Ale to jest tylko jeden malutki terapeutyczny trik. Oprócz tego autorka powinna poszukać profesjonalnej pomocy, być może leczenia farmakologicznego i/lub terapii, bo jest jej to ewidentnie potrzebne. I to koniecznie jak najszybciej, bo nie ma po co dłużej się męczyć.

Ebubu

@Lunathiel
"Warto wtedy, zwłaszcza w momentach dużego stresu czy lęku, powtarzać sobie (...): "nie mam na wszystko wpływu i to jest ok".
Żeby naprawdę w to uwierzyć trzeba trochę czasu, ale serio warto."
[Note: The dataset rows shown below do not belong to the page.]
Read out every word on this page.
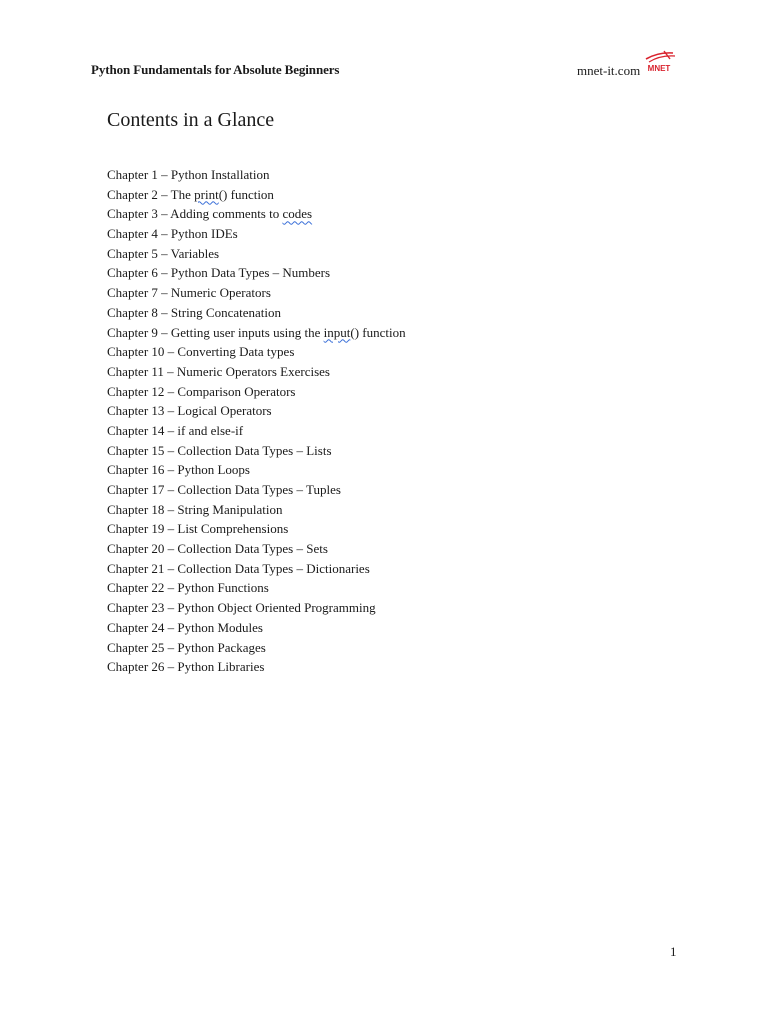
Python Fundamentals for Absolute Beginners	mnet-it.com MNET
Contents in a Glance
Chapter 1 – Python Installation
Chapter 2 – The print() function
Chapter 3 – Adding comments to codes
Chapter 4 – Python IDEs
Chapter 5 – Variables
Chapter 6 – Python Data Types – Numbers
Chapter 7 – Numeric Operators
Chapter 8 – String Concatenation
Chapter 9 – Getting user inputs using the input() function
Chapter 10 – Converting Data types
Chapter 11 – Numeric Operators Exercises
Chapter 12 – Comparison Operators
Chapter 13 – Logical Operators
Chapter 14 – if and else-if
Chapter 15 – Collection Data Types – Lists
Chapter 16 – Python Loops
Chapter 17 – Collection Data Types – Tuples
Chapter 18 – String Manipulation
Chapter 19 – List Comprehensions
Chapter 20 – Collection Data Types – Sets
Chapter 21 – Collection Data Types – Dictionaries
Chapter 22 – Python Functions
Chapter 23 – Python Object Oriented Programming
Chapter 24 – Python Modules
Chapter 25 – Python Packages
Chapter 26 – Python Libraries
1
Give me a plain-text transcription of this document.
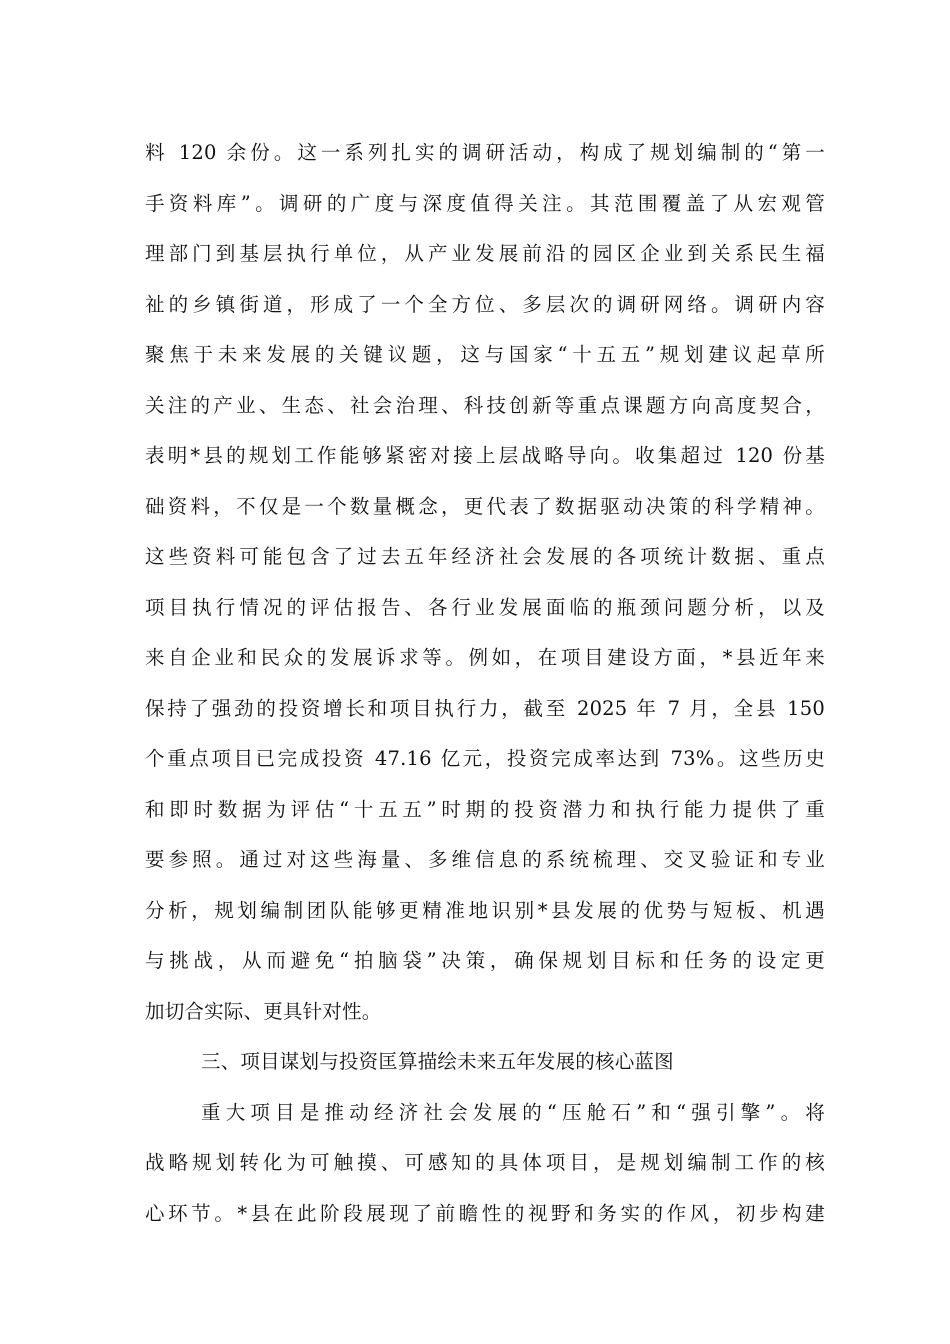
料 120 余份。这一系列扎实的调研活动，构成了规划编制的“第一
手资料库”。调研的广度与深度值得关注。其范围覆盖了从宏观管
理部门到基层执行单位，从产业发展前沿的园区企业到关系民生福
祉的乡镇街道，形成了一个全方位、多层次的调研网络。调研内容
聚焦于未来发展的关键议题，这与国家“十五五”规划建议起草所
关注的产业、生态、社会治理、科技创新等重点课题方向高度契合，
表明*县的规划工作能够紧密对接上层战略导向。收集超过 120 份基
础资料，不仅是一个数量概念，更代表了数据驱动决策的科学精神。
这些资料可能包含了过去五年经济社会发展的各项统计数据、重点
项目执行情况的评估报告、各行业发展面临的瓶颈问题分析，以及
来自企业和民众的发展诉求等。例如，在项目建设方面，*县近年来
保持了强劲的投资增长和项目执行力，截至 2025 年 7 月，全县 150
个重点项目已完成投资 47.16 亿元，投资完成率达到 73%。这些历史
和即时数据为评估“十五五”时期的投资潜力和执行能力提供了重
要参照。通过对这些海量、多维信息的系统梳理、交叉验证和专业
分析，规划编制团队能够更精准地识别*县发展的优势与短板、机遇
与挑战，从而避免“拍脑袋”决策，确保规划目标和任务的设定更
加切合实际、更具针对性。
三、项目谋划与投资匡算描绘未来五年发展的核心蓝图
重大项目是推动经济社会发展的“压舱石”和“强引擎”。将
战略规划转化为可触摸、可感知的具体项目，是规划编制工作的核
心环节。*县在此阶段展现了前瞻性的视野和务实的作风，初步构建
Reakcje somatyczne organizmu to nic nietypowego w przypadku lęku, stresu. To jest zadanie dla dobrego psychologa/terapeuty. Odpowiednie techniki i będzie lepiej. Osoba z wyznania ma dużo do przepracowania i łatwo nie będzie.

ViUnnie Odpowiedz

Spróbuj się umówić do psychologa. Psycholog to specjalista i na pewno powiedziałby Ci więcej na ten temat niż my tutaj. Może trzeba zastosować jakąś specjalistyczną terapię, może da ustalić się przyczynę takich dolegliwości i później ustali się przebieg leczenia.
Myślę, że trzeba po prostu nad tym popracować i da to efekty. Trudności z oddychaniem to częsty objaw nerwicy. Umów się na wizytę i opowiedz wszystko po kolei. To są specjaliści, zaufaj im bo w końcu uczyli się o tym wszystkim przez lata.

Aswq Odpowiedz

A tekst idź do lekarza? To możesz i to zrób. Teleporada jak nic nie daje idziesz do prywatnego.

Flash88 Odpowiedz

alergie k***a masz, a nie nerwobóle

ViUnnie

Odezwał się kolejny prostak/...

Ebubu

Nie wiem czy autorka ma alergie ale ty z całą pewnością masz nieziemski ból d*py...

msky Odpowiedz

miałam bardzo podobnie więc doskonale Cię rozumiem.
Zapisałam się na masaże na nerwobóle i przeszło ;)

BajkowyJasmin Odpowiedz

A ja polecam oprócz terapeuty zrobić test na tężyczkę. Jest to próba tężyczkowa.

niewiemjakikik Odpowiedz

Musisz iść do psychiatry, życie Cię denerwuje.

Ekoniks Odpowiedz

Jesteś szczurkiem w wyścigu, tym się stresujesz. Do tego dojdą jeszcze problemy ze snem i paraliże nocne. U mnie tak było przed maturą i wyborem studiów, a teraz tak mam na ostatnim roku.